We took some courage and after those first 40 days and running from the heat we decided to go back to La Fortuna. This time, for our anniversary, we bide ride around the Arenales lake for 3 days, 120 km of hills and gravel! Ended up sleeping in a awful place (everything was closed) but we so much enjoy the freedom! In Sarcero we met El Sapito, Jorgelina y Mauri, an incredible, young and delicious couple who changed our outlook and our health habits! We owned to them how great we are feeling at the moment!


 
Playa La Langosta was our second big stayed. 12 days to pure sand , sea and beach. The only beach opened in the whole Costa Rica. We could not believe the place, it was like another world. All “gringos”, no one speaking in Spanish. Very elegant, big and stylish houses on the beach. We really had so much fun here! The big canal a few houndred meters on the beach that with the current and tide become like a water park for us! We also met Pamela and Adrian here, a vibrant, kind and hard work couple.

It was then in playa La Langosta, after being there for 10 days that one sleepless night we received via video our little Salvadore, Salvi for us!

Today, as a second wave of Corona Virus is attacking the whole world and more and more people become infected, we are making the best of this terrible situation. And while we are waiting for flights to go back to Sydney, we are going around Costa Rica again, this time taking the time to truly stay, enjoying every minute of it.




Thursday, February 20, 2020

COSTA RICA

A new country! Yuppyyyyy, really excited. Particularly because everybody talks about Costa Rica!

18th of January 2020

Lush, lush, lush. First impressions. One highway, palms everywhere and a thick bushes. The green is greener here, taller and the iguanas cross the road all the time! Our first night was not spectacular as we stopped somewhere in a bay looking for batteries for the car. But on the day after, while driving we saw a dirt road of the highway. Just mere meters in and a fresh and much needed cold stream surrounded by trees. Jump in! Quick and delicious. Continue driving and again off the main road, 500 mts away and we are in paradise. Playa Piñuela. An incredible beach, the huge forest as a backdrop, clean and nice water. We stayed here for 2 nights.

 We are spending 2 weeks with our friends Patry y Carlos exploring first the volcanos and forest side of the country and then the glorious beaches. This country looks like a perfect country for us, small enough but with lots of variety in environments and backgrounds. We could hike, go deep into forest, bath in waterfalls, enjoy the thermal springs, ride the weaves of a super transparent water, coconut palms on the beach, white sand. And yet, as much as I enjoyed it all, I can help but not feeling completely comfortable. It is by far the more “developed” country of all the Latin American countries we have been (and by that I mean the whole country rather than the capital cities) but they are so used to have tourists and US expats living here that it is not only a very expensive country but also not so friendly. Hard to explain. The roads are some of the worst we have travelled. Only 2 main roads in great condition running through the country and the rest appalling. There are no shoulders at all to park the car just for a quick bite and usually people are looking for opportunities to make money from you. I would say that the delicacies of customer service approach is being somehow deluded!




I am disappointed and waiting to see if the next few weeks bring me a different sense of what I am feeling right now.





Off to the Caribbean side, with promises of more palm beaches and beautiful waters. We spent the next weeks basking in the nice weather, not so hot, cloudy, and with furious waters! Playa Negra, Cahuita National Park, Puerto Viejo, Cocles, Punta Uva and Playa Manzanillo. What I love about the landscape was the unusual amount of trees or just huge tree trunks on the water or just laying on the beach. The mood here is very laid back, very hippy style of living, We found more Argentinians here than anywhere else. Visiting, working, living… from time to time we do engage with the local people but it is very sporadic. I adore sleeping so close to the ocean, windows open, a nice breeze coming through and the inspiring noise of waves crushing.

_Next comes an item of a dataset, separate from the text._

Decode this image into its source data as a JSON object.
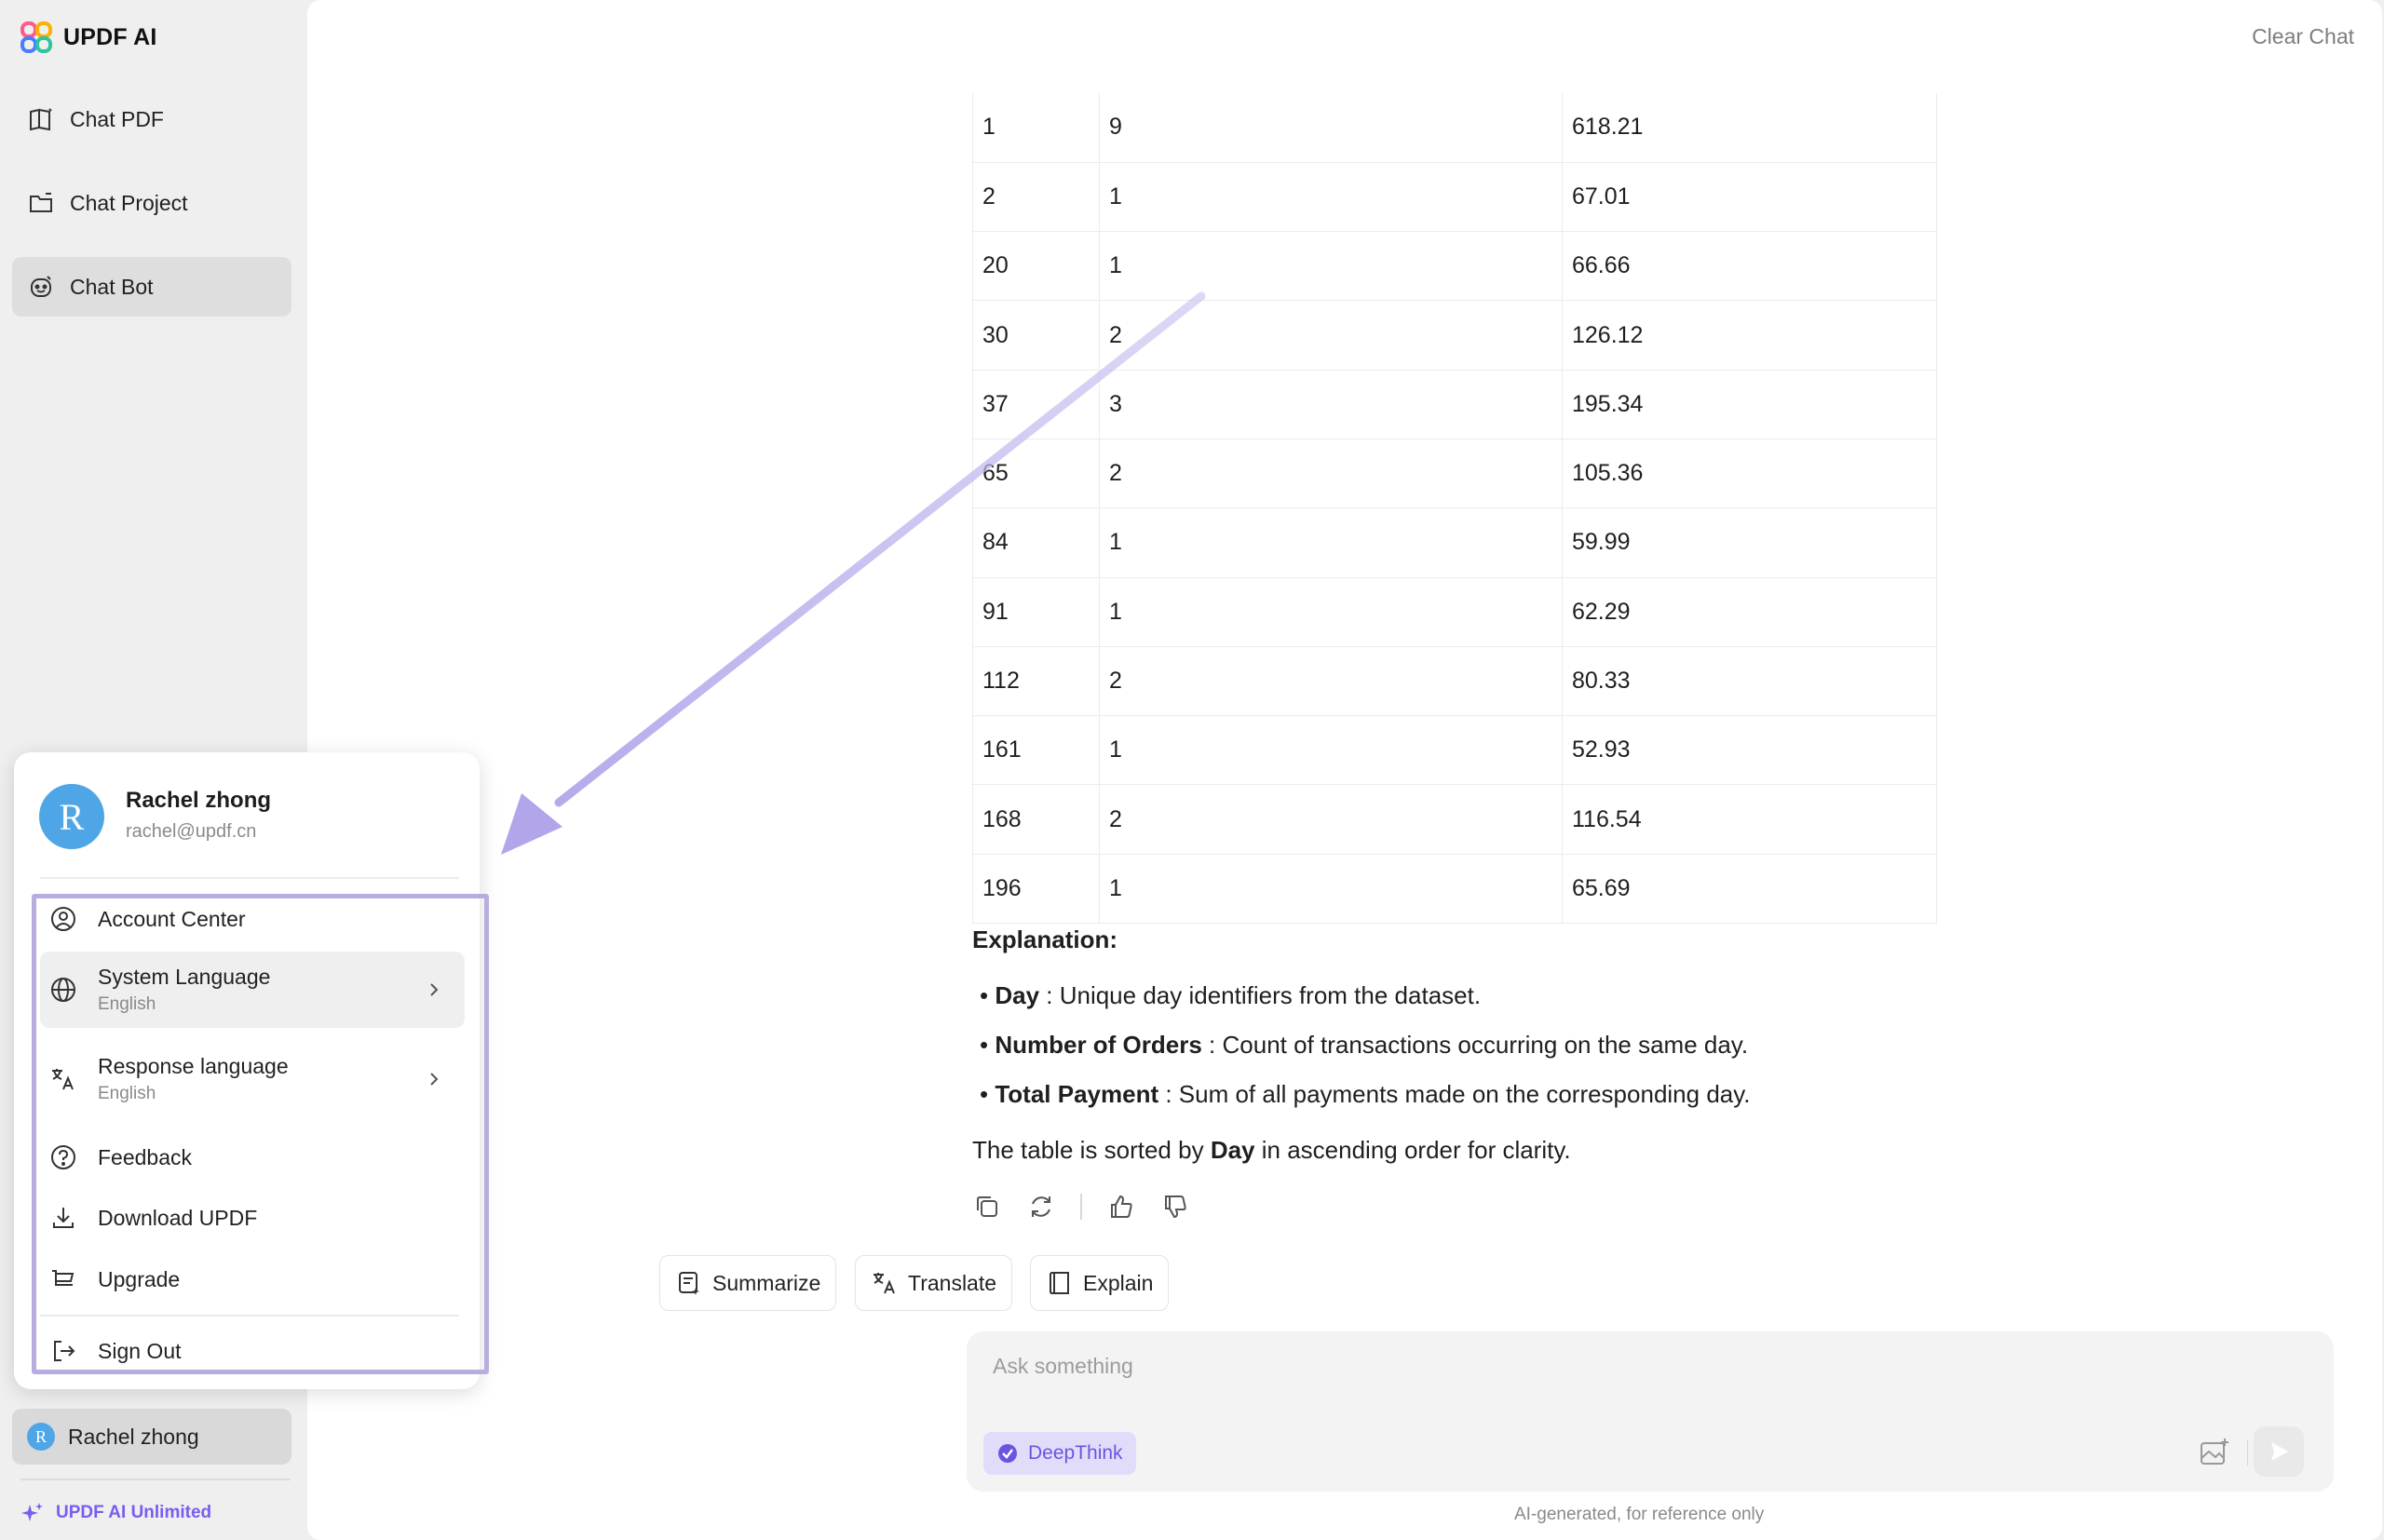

I have to make a stop for a super honorary mention of the Cahuita National Park. A wonderful trial, nested in between the ocean and the forest. It has everything that a hike should have and even more! Gigantic plants, uneven but flat trials, some on sand, plenty on boardwalk. It rain so bad and yet it was even prettier as the leaves and trees took a shine to it. And so many animals! We saw the oso perezozo, monkeys, racuns, squirrels, turquoise butterflies. We went from one end to the other and come back! Such was the beautiful landscape.



20th of February

Finally leaving the Caribeean side and all the crazy weather, rain, humidity, heat and more rain. We want to do more walks but the weather is not helping. We decided then to go….to the beaches on the Pacific side!!! And so we arrived at La Herradura and we couldn’t move. Took the kayak, the bikes, the big chairs, and it was paradise for a few days!

La Herradura beach









Thursday, January 30, 2020

Lake Arenal
He built their house and two little cabins to complement their income. She arrived the next morning with full breakfast for all. Sitting in our home, the 4 of us and the 5 of them. Home made tortillas with cream and fresh home made bread. And organic coffee and just out of the frypan patacones (banana). A prayer fill with gratitude, a sharing of stories. “Pura vida”!



Thursday, January 16, 2020

Panama- Playa Ermita

30 December 2019

I am celebrating mum’s birthday on this sleeping fishing village. Last day of the year (almost) and it feels like a year that was really really full. Well, it is not just a feeling, the year WAS really really full 😊

I am going back a week on my writing. Ready for the central America leg! Hecti was waiting for me with SalSolcito at the airport, Panama city. He had shipped her from Colombia before flying to Australia and then arrived to Panama a few days before me to pick her up and bring it to the airport. Before that we spent a week in Bs As with our parents and friends. We used to also take the time to go to theatre and restaurants but we are not doing that anymore. A pity, as I loved that part of going to Argentina but everytime we go now our friends are busy/tired and we too! Moving from one place to another in Baries has become a real nightmare.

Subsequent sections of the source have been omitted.